CSUN ウェビナー「Unpacking Commonly Misunderstood WCAG 2.1 Success Criteria」
毎年3月に米国で開催されている、世界最大級のアクセシビリティのカンファレンス「CSUN Assistive Technology Conference」ですが、今年は新型コロナウイルス感染症 (COVID-19) の拡がりの影響で、いくつかのセッションがウェビナー方式になりました。
このうち、アクセシビリティのコンサルティング企業 LevelAccess によるセッション「Unpacking Commonly Misunderstood WCAG 2.1 Success Criteria (誤解されがちな WCAG 2.1 達成基準を紐解く)」に参加したので、以下、概要のメモを共有します。

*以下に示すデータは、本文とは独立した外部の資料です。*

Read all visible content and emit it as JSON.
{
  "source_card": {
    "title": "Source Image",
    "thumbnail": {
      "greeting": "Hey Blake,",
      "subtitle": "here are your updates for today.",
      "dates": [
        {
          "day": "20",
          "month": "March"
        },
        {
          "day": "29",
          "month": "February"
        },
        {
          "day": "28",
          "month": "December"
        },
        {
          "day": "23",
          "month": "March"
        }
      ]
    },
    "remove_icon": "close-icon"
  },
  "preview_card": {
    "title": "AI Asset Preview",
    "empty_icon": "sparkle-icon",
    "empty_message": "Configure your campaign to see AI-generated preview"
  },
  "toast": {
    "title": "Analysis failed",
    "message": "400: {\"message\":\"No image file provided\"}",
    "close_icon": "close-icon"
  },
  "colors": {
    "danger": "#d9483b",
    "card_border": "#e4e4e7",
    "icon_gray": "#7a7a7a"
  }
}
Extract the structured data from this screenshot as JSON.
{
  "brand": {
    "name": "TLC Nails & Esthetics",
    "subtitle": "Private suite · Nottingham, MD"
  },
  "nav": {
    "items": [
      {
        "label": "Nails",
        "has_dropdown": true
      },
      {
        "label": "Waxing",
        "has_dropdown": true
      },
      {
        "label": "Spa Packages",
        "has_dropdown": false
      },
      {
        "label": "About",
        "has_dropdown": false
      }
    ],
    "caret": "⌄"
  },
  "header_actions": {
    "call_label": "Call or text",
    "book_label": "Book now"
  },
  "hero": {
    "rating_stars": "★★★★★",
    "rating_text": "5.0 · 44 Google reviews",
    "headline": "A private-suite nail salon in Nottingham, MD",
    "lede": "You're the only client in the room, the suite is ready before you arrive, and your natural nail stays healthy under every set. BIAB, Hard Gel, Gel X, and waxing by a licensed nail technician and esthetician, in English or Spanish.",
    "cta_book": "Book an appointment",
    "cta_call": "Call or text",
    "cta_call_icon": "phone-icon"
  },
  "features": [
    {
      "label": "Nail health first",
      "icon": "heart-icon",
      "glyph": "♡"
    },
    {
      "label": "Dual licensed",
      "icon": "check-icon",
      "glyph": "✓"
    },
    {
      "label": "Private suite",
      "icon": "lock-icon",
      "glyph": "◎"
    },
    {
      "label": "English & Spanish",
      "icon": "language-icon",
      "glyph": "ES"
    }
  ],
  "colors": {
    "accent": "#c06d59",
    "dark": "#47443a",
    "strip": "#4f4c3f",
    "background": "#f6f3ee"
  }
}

セッションの動画、スライド、トランスクリプト (書き起こし) は参加者のみの限定公開なのでここでは共有できませんが、オンデマンドでセッションを見ることができるので、ご興味ある方は申し込んでみるとよいと思います。達成基準 1.4.11 Non Text Contrast (非テキストのコントラスト)
- UI 部品やその状態を識別するのに、一定以上のコントラストが必要。ただあくまでも、UI 部品 (またはその状態) と、その隣接する部分とのコントラスト比のみが本達成基準の要件である。
- UI 部品を囲むボーダーが薄くても、(適切なコントラストを持ったテキストの存在などによって) 識別が可能であれば、本達成基準には抵触しない。
- UI 部品を囲むボーダーが一部しかない (たとえば一辺しかない) 場合でも、それによって十分識別ができるのであれば、本達成基準には抵触しない。
- ホバーおよびフォーカス状態を示す配色 (隣接するエリアとのコントラスト) も、本達成基準の要件に含まれる。ただし、ホバー (フォーカス) 時の色と非ホバー (フォーカス) 時の色を比較したコントラスト比は、本達成基準の要件に含まれない (†)。
達成基準 2.5.1 Pointer Gestures (ポインタのジェスチャ)
- マルチポイントのジェスチャには、ピンチアウト (ズーム) などが該当する。
- 軌跡ベースのジェスチャには、スワイプなどが該当する。
- これらのジェスチャに対して、シングルポインタによる代替操作手段が求められる。たとえばスライダーの切り替えを、ボタンのタップでも可能にするなど。
- 一本指によるタップ、ダブルタップ、長押し、はシングルポインタとして扱われる (マルチポイントのジェスチャではない)。
- ドラッグ&ドロップは、本達成基準の対象には含まれない (軌跡ベースのジェスチャではない)。特定の軌跡が求められるわけではなく、あくまでも起点と終点があるだけなので (†)。
達成基準 2.5.2 Pointer Pointer Cancellation (ポインタのキャンセル)
- 予期せぬ動作を防止するため、あくまでもアップイベントによって動作が実行されることが原則である。
- 「中止又は元に戻すことができる (Abort or Undo)」の規定が誤って理解されるケースがある (実行結果を事後にアンドゥできる仕組みがあればよい、という誤解)。しかしこの規定のキーフレーズは、あくまでも「機能の完了にはアップイベントを使用し ... (Completion of the function is on the up-event, and ...)」である。
達成基準 1.3.5 Identify Input Purpose (入力目的の特定)
- この達成基準の目的は、フォームの入力フィールドの意味 (何の情報を入力するか) の識別を支援技術を通じて可能にすることで、ユーザーが認知しやすいシンボルなどを併用して、入力フィールドの意味をよりわかりやすく伝達できるようにすることである。
- 現時点でできる具体的な方策は、HTML の autocomplete 属性を使うことである。
- autocompete の属性値は、WCAG の「7. Input Purposes for User Interface Components (日本語訳)」で定義されている。
- autocomplete 属性名に対応させる形で、フォームのラベルに視覚的なアイコンも併せて表示する、という具合にして、ユーザーの認知をサポートすることができる。
達成基準 1.4.10 Reflow (リフロー)
- 達成基準の文面がわかりにくいが、要は、ロービジョンのユーザーが拡大表示しても、横スクロールが出ないようにすること。
- まずは 1,280 CSS ピクセル幅でコンテンツを表示し、そこから400%に拡大するとよい。
- ロービジョン向けの達成基準なので、この状態で併せて、達成基準 1.4.4. Resize Text (テキストのサイズ変更)、達成基準 1.4.12 Text Spacing (テキストの間隔) についてもテストするのがおすすめ。
- レスポンシブデザインによって、ブラウザ表示幅に応じて機能の提示方法が変わる箇所もあるので、こうした変更箇所も忘れずに検証する。(たとえば、ヘッダーやフッターが PC では展開表示されているがスマートフォンでは折りたたまれている、PC ではタブが横並びになっているところがスマートフォンでは縦積みのアコーディオンになっている、など。)